Andhra Pradesh H.C : Whether, on the facts and in the circumstances of the case, the sum of Rs. 10,558 paid by the assessee as exchange difference cannot be allowed as a revenue loss ?

High Court Of Andhra Pradesh

Mopeds India Ltd. vs. CIT

Section 37(1)

A. Raghuvir & G. Ramanujulu Naidu, JJ.

Refd. Case No. 13 of 1979

8th August, 1984

Counsel Appeared

V. Surya Narayana Murthy, for the Assessee : M. Suryanarayana Murthy, for the Revenue

A. RAGHUVIR, J.:

In this reference under the IT Act of 1961, the following two questions are referred for the opinion of this Court: “

1. Whether, on the facts and in the circumstances of the case, the sum of Rs. 10,558 paid by the assessee as exchange difference cannot be allowed as a revenue loss ?

2. If the answer to the first question is in the affirmative, whether, on the facts and in the circumstances of the case, the said payment can be added to the cost of plant and machinery for the purpose of calculating the admissible depreciation ? “

The assessee is a manufacturer of two-wheeler vehicles known as “Mopeds “. They are manufactured at Tirupathi. The assessee purchased parts of the vehicles from a French company, M/s Moto- becane. The payment to this French company was made through the assistance of a German firm, for the German firm, Kreditanstalt fur Wiederaugbau, advanced loans in Deutsche Marks (DM) of German currency. The supply by the French company and the loan obtained from the German firm were arranged through an organisation known as ” Industrial Credit and Investment Corporation of India Ltd. ” The supply of parts was made by the French company to the assessee, but the purchase money was to be paid through DM currency. It is common knowledge that the French currency, the German currency and the money equivalent of the two currencies are matters of fluctuations every day. The assessee paid Rs. 15,969 more as a result of the fluctuations. The assessee paid the amount in two segments, one of Rs. 10,558 and the other of Rs. 5,411. As to the latter amount, no question arises in this reference. Therefore, the details of that amount are not necessary to be stated.

The controversy arose when the assessee claimed the amount of Rs. 10,558 paid by them as revenue expenditure. The Revenue asserted that it was part of the purchase money paid to the French firm and, therefore, was not an amount paid to the creditor, i.e., the German firm. The ITO rejected the assessee’s claim. The AAC, on appeal, allowed the claim. The Tribunal held that the amount of Rs. 10,558 was part of the instalments paid by the assessee to the French company and for that reason cannot be deducted as revenue expenditure. Thereupon, the above two questions were referred for the opinion of this Court.

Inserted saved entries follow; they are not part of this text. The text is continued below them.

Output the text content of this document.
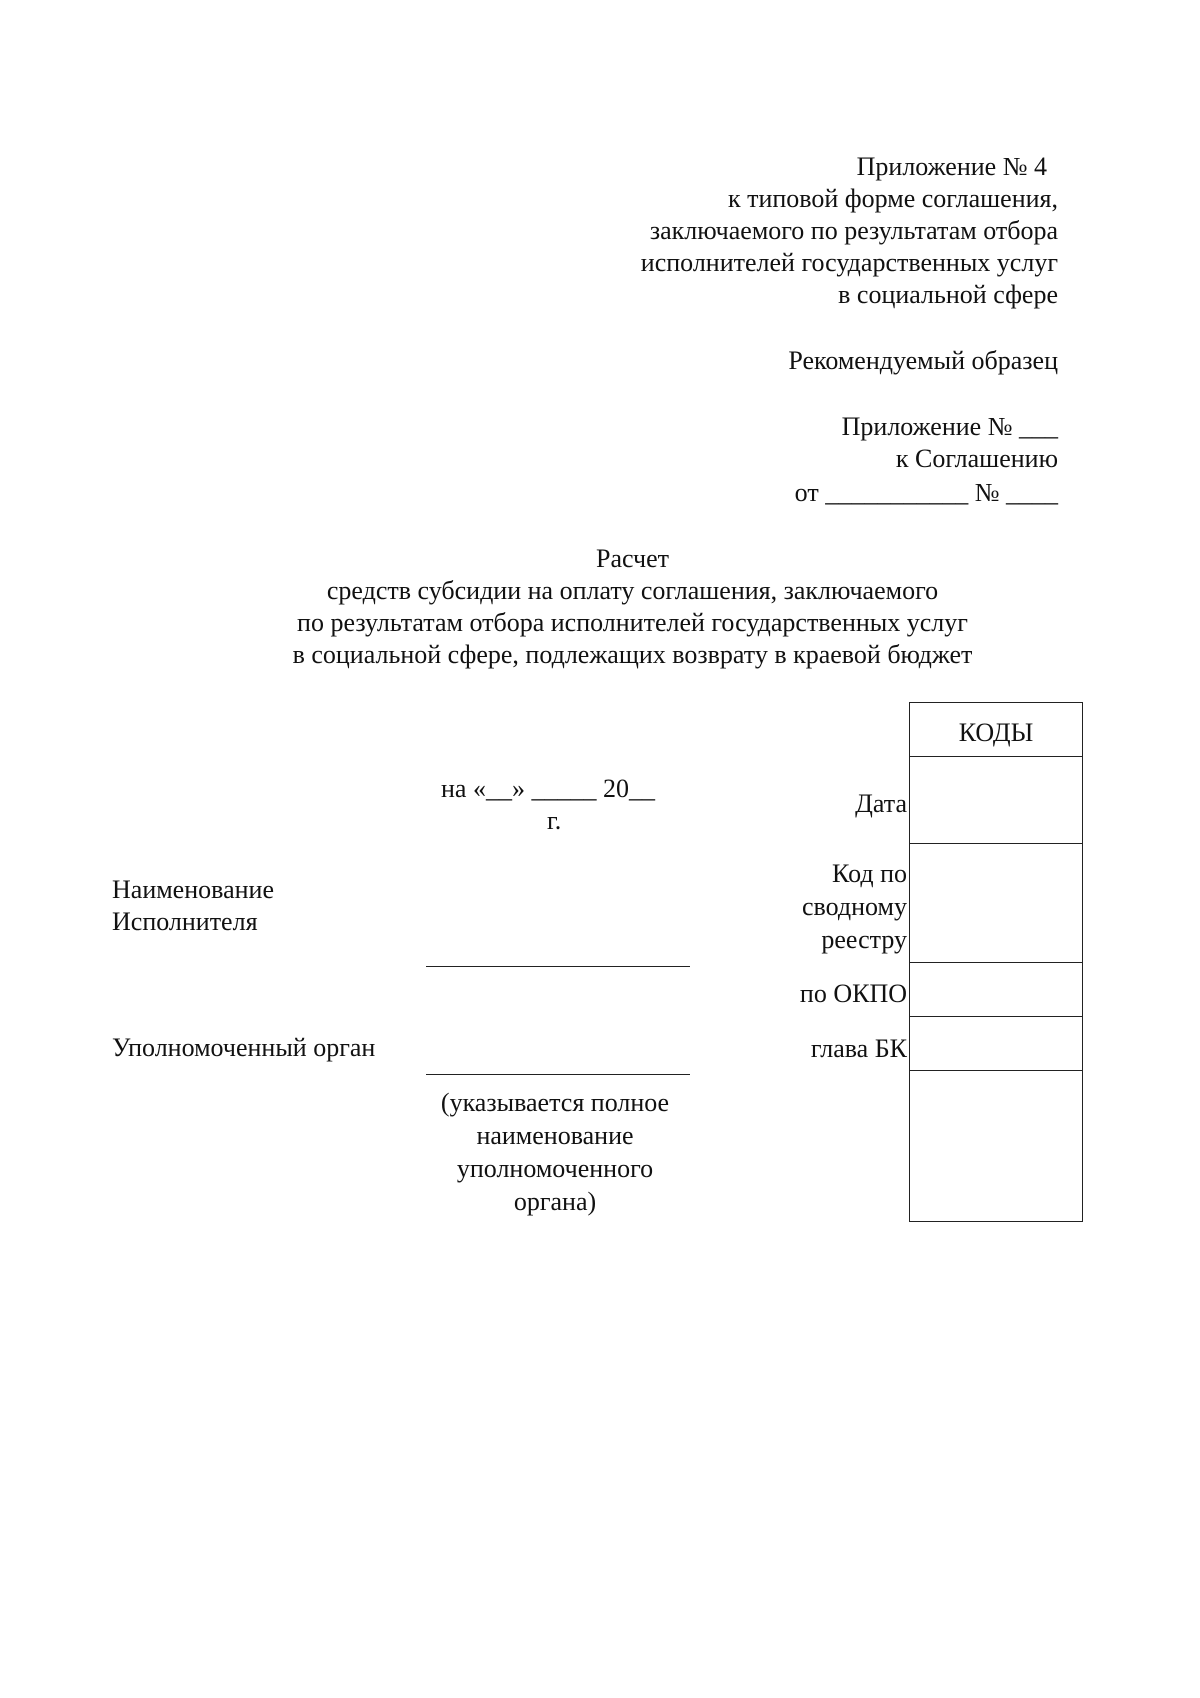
Приложение № 4
к типовой форме соглашения,
заключаемого по результатам отбора
исполнителей государственных услуг
в социальной сфере
Рекомендуемый образец
Приложение № ___
к Соглашению
от ___________ № ____
Расчет
средств субсидии на оплату соглашения, заключаемого
по результатам отбора исполнителей государственных услуг
в социальной сфере, подлежащих возврату в краевой бюджет
на «__» _____ 20__
г.
Наименование
Исполнителя
Уполномоченный орган
(указывается полное наименование уполномоченного органа)
Дата
Код по
сводному
реестру
по ОКПО
глава БК
КОДЫ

We may sum up the above facts in the following manner: The French company is the supplier. The assessee is the purchaser. The German firm is the creditor and the assessee is the debtor. The payment was made through DM currency which was arranged by the medium of Industrial Credit and Investment Corporation of India Ltd.

If the assessee paid Rs. 10,558 to its creditor, in which case it is obvious that the payment was made by the debtor to the creditor and such an expenditure is revenue expenditure. If the amount is paid to the supplier, i.e., the French company, by the assessee, in which case the amount cannot be held as revenue expenditure for the amount is paid for purchasing the plant and machinery. This legal aspect is not disputed during the debate in this case.

The question is whether the amount claimed was paid as payment to the creditor by the debtor. On this aspect, the statement of case in para. 5 states, ” But the extra amount paid by the assessee in this case on account of exchange difference was different. It was part of the instalments payable to the foreign supplier for supply of plant and machinery “. Having regard to the statement of fact, hardly any question survives for consideration, in that, it is specifically found that the claimed amount was paid to the supplier, i.e., the French company, for supply of plant and machinery. This statement of fact was not disputed, but it is disputed in this Court. No question, however, was raised to say that it was incorrectly set out before the Tribunal.

Learned counsel for the assessee asserted that it is an incorrect statement of fact introduced in the statement of case. It is obvious that if the correctness is disputed, the assessee or learned counsel who represented the assessee knew very well as to what course of action is to be adopted.

We have read the above extracted portion in the context of other facts and are satisfied that, as a question of fact, it was held that the payment was made to the French company towards the supply of plant and machinery and in that sense, it was capital expenditure and was not paid to the creditor to discharge the debt due by the assessee to the German firm. Therefore, the first question obviously has to be answered in the affirmative, i.e., that it is a capital expenditure which is incurred by the assessee for acquisition of plant and machinery. This is recorded against the assessee and in favour of the Revenue.

Having regard to the answer to question No. 1, the second question need not be answered. However, we record that the above amount of Rs. 10,558 cannot be calculated as admissible depreciation. The two questions are answered accordingly. We order no costs in this case.